В это утро, не вылезая из постели, Желоховцев протянул руку к стоявшей в изголовье кровати этажерке с книгами и взял томик Токвиля — «Старый порядок и революция». Когда-то они с Сережей говорили об этой книге, потом разговор забылся, и лишь вчера, вновь пролистывая его дневник, Желоховцев о нем вспомнил.
«Токвиль, — записал Сережа, — стр. 188. Беседа с Гр. Ан. о французской революции». Запись была помечена 28 февраля 1917 года.

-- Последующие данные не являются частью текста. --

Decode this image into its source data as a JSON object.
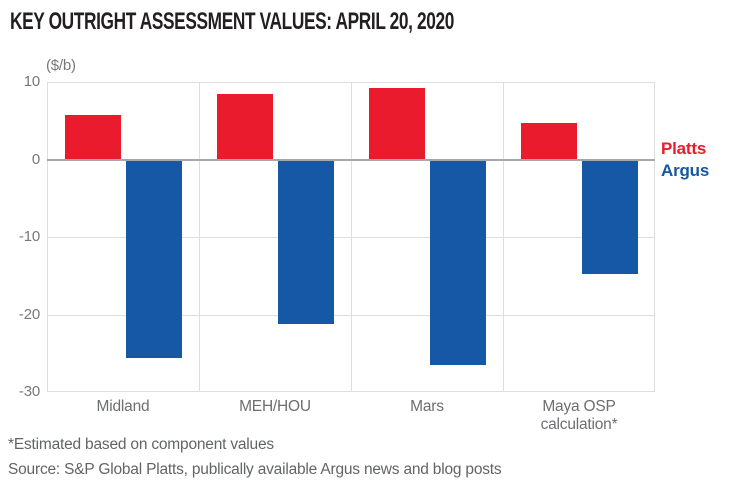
{
  "header": {
    "title": "KEY OUTRIGHT ASSESSMENT VALUES: APRIL 20, 2020"
  },
  "footer": {
    "footnote": "*Estimated based on component values",
    "source": "Source: S&P Global Platts, publically available Argus news and blog posts"
  },
  "chart_data": {
    "type": "bar",
    "title": "KEY OUTRIGHT ASSESSMENT VALUES: APRIL 20, 2020",
    "unit_label": "($/b)",
    "xlabel": "",
    "ylabel": "($/b)",
    "categories": [
      "Midland",
      "MEH/HOU",
      "Mars",
      "Maya OSP calculation*"
    ],
    "series": [
      {
        "name": "Platts",
        "color": "#ea1b2d",
        "values": [
          5.8,
          8.5,
          9.2,
          4.7
        ]
      },
      {
        "name": "Argus",
        "color": "#1658a5",
        "values": [
          -25.6,
          -21.2,
          -26.5,
          -14.8
        ]
      }
    ],
    "ylim": [
      -30,
      10
    ],
    "yticks": [
      10,
      0,
      -10,
      -20,
      -30
    ],
    "grid": true,
    "legend_position": "right-of-plot",
    "styles": {
      "grid_color": "#dcdddf",
      "zero_line_color": "#a5a7aa",
      "tick_text_color": "#77787b",
      "category_text_color": "#6d6e71"
    }
  }
}
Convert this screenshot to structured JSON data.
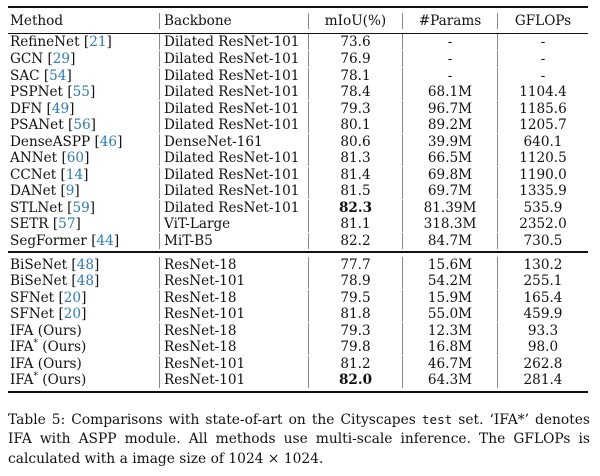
{
  "table": {
    "headers": {
      "method": "Method",
      "backbone": "Backbone",
      "miou": "mIoU(%)",
      "params": "#Params",
      "gflops": "GFLOPs"
    },
    "section1": [
      {
        "method": "RefineNet",
        "cite": "21",
        "backbone": "Dilated ResNet-101",
        "miou": "73.6",
        "params": "-",
        "gflops": "-",
        "bold": false
      },
      {
        "method": "GCN",
        "cite": "29",
        "backbone": "Dilated ResNet-101",
        "miou": "76.9",
        "params": "-",
        "gflops": "-",
        "bold": false
      },
      {
        "method": "SAC",
        "cite": "54",
        "backbone": "Dilated ResNet-101",
        "miou": "78.1",
        "params": "-",
        "gflops": "-",
        "bold": false
      },
      {
        "method": "PSPNet",
        "cite": "55",
        "backbone": "Dilated ResNet-101",
        "miou": "78.4",
        "params": "68.1M",
        "gflops": "1104.4",
        "bold": false
      },
      {
        "method": "DFN",
        "cite": "49",
        "backbone": "Dilated ResNet-101",
        "miou": "79.3",
        "params": "96.7M",
        "gflops": "1185.6",
        "bold": false
      },
      {
        "method": "PSANet",
        "cite": "56",
        "backbone": "Dilated ResNet-101",
        "miou": "80.1",
        "params": "89.2M",
        "gflops": "1205.7",
        "bold": false
      },
      {
        "method": "DenseASPP",
        "cite": "46",
        "backbone": "DenseNet-161",
        "miou": "80.6",
        "params": "39.9M",
        "gflops": "640.1",
        "bold": false
      },
      {
        "method": "ANNet",
        "cite": "60",
        "backbone": "Dilated ResNet-101",
        "miou": "81.3",
        "params": "66.5M",
        "gflops": "1120.5",
        "bold": false
      },
      {
        "method": "CCNet",
        "cite": "14",
        "backbone": "Dilated ResNet-101",
        "miou": "81.4",
        "params": "69.8M",
        "gflops": "1190.0",
        "bold": false
      },
      {
        "method": "DANet",
        "cite": "9",
        "backbone": "Dilated ResNet-101",
        "miou": "81.5",
        "params": "69.7M",
        "gflops": "1335.9",
        "bold": false
      },
      {
        "method": "STLNet",
        "cite": "59",
        "backbone": "Dilated ResNet-101",
        "miou": "82.3",
        "params": "81.39M",
        "gflops": "535.9",
        "bold": true
      },
      {
        "method": "SETR",
        "cite": "57",
        "backbone": "ViT-Large",
        "miou": "81.1",
        "params": "318.3M",
        "gflops": "2352.0",
        "bold": false
      },
      {
        "method": "SegFormer",
        "cite": "44",
        "backbone": "MiT-B5",
        "miou": "82.2",
        "params": "84.7M",
        "gflops": "730.5",
        "bold": false
      }
    ],
    "section2": [
      {
        "method": "BiSeNet",
        "cite": "48",
        "star": false,
        "suffix": "",
        "backbone": "ResNet-18",
        "miou": "77.7",
        "params": "15.6M",
        "gflops": "130.2",
        "bold": false
      },
      {
        "method": "BiSeNet",
        "cite": "48",
        "star": false,
        "suffix": "",
        "backbone": "ResNet-101",
        "miou": "78.9",
        "params": "54.2M",
        "gflops": "255.1",
        "bold": false
      },
      {
        "method": "SFNet",
        "cite": "20",
        "star": false,
        "suffix": "",
        "backbone": "ResNet-18",
        "miou": "79.5",
        "params": "15.9M",
        "gflops": "165.4",
        "bold": false
      },
      {
        "method": "SFNet",
        "cite": "20",
        "star": false,
        "suffix": "",
        "backbone": "ResNet-101",
        "miou": "81.8",
        "params": "55.0M",
        "gflops": "459.9",
        "bold": false
      },
      {
        "method": "IFA",
        "cite": "",
        "star": false,
        "suffix": "(Ours)",
        "backbone": "ResNet-18",
        "miou": "79.3",
        "params": "12.3M",
        "gflops": "93.3",
        "bold": false
      },
      {
        "method": "IFA",
        "cite": "",
        "star": true,
        "suffix": "(Ours)",
        "backbone": "ResNet-18",
        "miou": "79.8",
        "params": "16.8M",
        "gflops": "98.0",
        "bold": false
      },
      {
        "method": "IFA",
        "cite": "",
        "star": false,
        "suffix": "(Ours)",
        "backbone": "ResNet-101",
        "miou": "81.2",
        "params": "46.7M",
        "gflops": "262.8",
        "bold": false
      },
      {
        "method": "IFA",
        "cite": "",
        "star": true,
        "suffix": "(Ours)",
        "backbone": "ResNet-101",
        "miou": "82.0",
        "params": "64.3M",
        "gflops": "281.4",
        "bold": true
      }
    ]
  },
  "caption": {
    "part1": "Table 5: Comparisons with state-of-art on the Cityscapes ",
    "code": "test",
    "part2": " set. ‘IFA*’ denotes IFA with ASPP module. All methods use multi-scale inference. The GFLOPs is calculated with a image size of 1024 × 1024."
  },
  "colors": {
    "citation": "#2b7bb9",
    "text": "#111111"
  }
}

Он открыл указанную страницу: «Не думаю, чтобы истинная любовь к свободе когда-либо порождалась одним лишь зрелищем доставляемых ею материальных благ, потому что это зрелище нередко затемняется. Несомненно, что с течением времени свобода умеющим ее сохранить всегда дает довольство, благосостояние, а часто и богатство. Но бывают периоды, когда она временно нарушает пользование этими благами. Бывают и такие моменты, когда один деспотизм способен доставить мимолетное пользование ими. Люди, ценящие в свободе только эти блага, никогда не могли удержать ее надолго. Что во все времена так сильно привязывало к ней сердца некоторых людей, это ее непосредственные преимущества, ее собственные прелести, независимо от приносимых ею благодеяний. Кто ищет в свободе чего-либо другого, а не ее самой, тот создан для рабства…»
Последняя фраза была подчеркнута.
Что ж, если так, то он, Григорий Анемподистович Желоховцев, создан для рабства.
— Гришенька, вставай! — раздался из кухни властный голос Франциски Андреевны. — Каша простынет.
Желоховцев отложил книгу, сел в постели и вдруг услышал слабое дребезжанье оконного стекла. Он нашарил шлепанцы и подошел к окну. На улице было пустынно, ясно, даже малейший ветерок не шевелил листву на деревьях, но верхнее треснутое стекло продолжало дребезжать все сильнее. Желоховцев прижал его ладонью, и тогда отчетливо стал различим на западе далекий неровный гул.
Он не знал, что еще полчаса назад к начальнику вокзальной охраны влетел телеграфист. В руках у него извивалась змейка телеграфной ленты. Точки и тире на ней извещали: ночью красный бронепоезд «Марат», вооруженный тяжелыми морскими орудиями, прорвался сквозь заградительные посты и ведет бой на расстоянии тридцати верст от города.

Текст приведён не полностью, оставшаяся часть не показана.